Import via Stream Load. Set format to json and use strip_outer_array:true to split the outermost array into multiple rows:

curl --location-trusted \
-u "root":"" \
-H "format:json" \
-H "columns: id, c_array" \
-H "strip_outer_array:true" \
-T "test_array.json" \
http://localhost:8040/api/testdb/array_test/_stream_load

Step 4: Check the imported data

mysql> SELECT * FROM array_test;
+------+-----------------+
| id | c_array |
+------+-----------------+
| 1 | [1, 2, 3, 4, 5] |
| 2 | [6, 7, 8] |
| 3 | [] |
| 4 | NULL |
+------+-----------------+
4 rows in set (0.01 sec)

Key Parameter Description

ParameterApplicable formatDescription
column_separatorCSVColumn separator.
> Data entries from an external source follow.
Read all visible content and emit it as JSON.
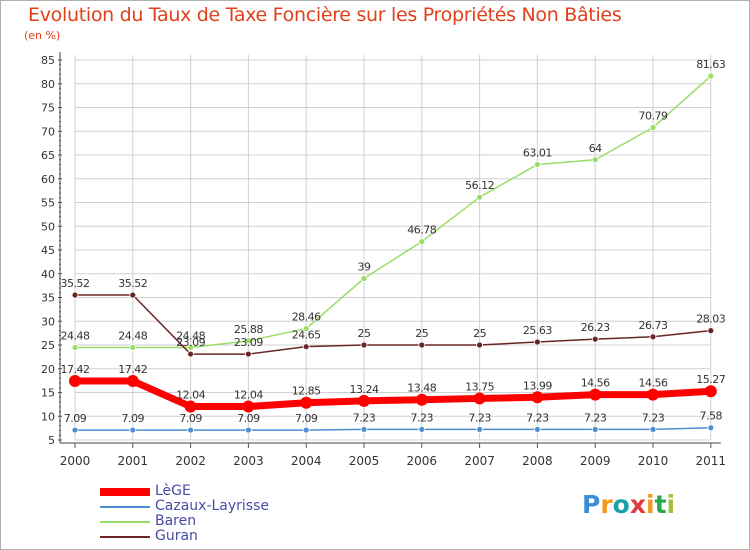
{
  "title": "Evolution du Taux de Taxe Foncière sur les Propriétés Non Bâties",
  "unit_label": "(en %)",
  "logo_text": "Proxiti",
  "colors": {
    "title": "#e0401a",
    "axis_text": "#333333",
    "grid": "#d0d0d0",
    "legend_text": "#4a4aa8"
  },
  "chart_data": {
    "type": "line",
    "title": "Evolution du Taux de Taxe Foncière sur les Propriétés Non Bâties",
    "ylabel": "(en %)",
    "xlabel": "",
    "ylim": [
      5,
      85
    ],
    "yticks": [
      5,
      10,
      15,
      20,
      25,
      30,
      35,
      40,
      45,
      50,
      55,
      60,
      65,
      70,
      75,
      80,
      85
    ],
    "grid": true,
    "legend_position": "bottom-left",
    "x": [
      "2000",
      "2001",
      "2002",
      "2003",
      "2004",
      "2005",
      "2006",
      "2007",
      "2008",
      "2009",
      "2010",
      "2011"
    ],
    "series": [
      {
        "name": "LèGE",
        "color": "#ff0000",
        "values": [
          17.42,
          17.42,
          12.04,
          12.04,
          12.85,
          13.24,
          13.48,
          13.75,
          13.99,
          14.56,
          14.56,
          15.27
        ],
        "labels": [
          "17.42",
          "17.42",
          "12.04",
          "12.04",
          "12.85",
          "13.24",
          "13.48",
          "13.75",
          "13.99",
          "14.56",
          "14.56",
          "15.27"
        ]
      },
      {
        "name": "Cazaux-Layrisse",
        "color": "#4d8fd1",
        "values": [
          7.09,
          7.09,
          7.09,
          7.09,
          7.09,
          7.23,
          7.23,
          7.23,
          7.23,
          7.23,
          7.23,
          7.58
        ],
        "labels": [
          "7.09",
          "7.09",
          "7.09",
          "7.09",
          "7.09",
          "7.23",
          "7.23",
          "7.23",
          "7.23",
          "7.23",
          "7.23",
          "7.58"
        ]
      },
      {
        "name": "Baren",
        "color": "#99dd66",
        "values": [
          24.48,
          24.48,
          24.48,
          25.88,
          28.46,
          39,
          46.78,
          56.12,
          63.01,
          64,
          70.79,
          81.63
        ],
        "labels": [
          "24.48",
          "24.48",
          "24.48",
          "25.88",
          "28.46",
          "39",
          "46.78",
          "56.12",
          "63.01",
          "64",
          "70.79",
          "81.63"
        ]
      },
      {
        "name": "Guran",
        "color": "#6b2525",
        "values": [
          35.52,
          35.52,
          23.09,
          23.09,
          24.65,
          25,
          25,
          25,
          25.63,
          26.23,
          26.73,
          28.03
        ],
        "labels": [
          "35.52",
          "35.52",
          "23.09",
          "23.09",
          "24.65",
          "25",
          "25",
          "25",
          "25.63",
          "26.23",
          "26.73",
          "28.03"
        ]
      }
    ]
  }
}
When the array contains commas, characters such as `
columnsCSV / JSONSpecifies the mapping order between data columns and table columns
formatJSONSet to json to indicate that the input is parsed in JSON format
strip_outer_arrayJSONWhen set to true, the outermost [] is stripped, and each object inside is imported as a row

FAQ

When the array contains commas, why cannot the CSV column separator be a comma?

In a CSV file, an ARRAY is represented in the form [1,2,3], with elements separated by commas. If the column separator is also a comma, the parser cannot distinguish between the internal array separator and the column separator, which leads to parsing errors. Use characters such as | or \t that do not appear in the array content.

How to represent NULL arrays and empty arrays?

  • NULL array: write null directly (CSV) or use the JSON literal null. After import, the value is NULL
  • Empty array: write []. After import, the value is []. The two have different semantics

What if the outermost layer of the JSON file is not an array?

If each line in the file is an independent JSON object (JSON Lines), there is no need to set strip_outer_array. Only when the outermost layer is in the form [ {...}, {...} ] do you need to set strip_outer_array to true.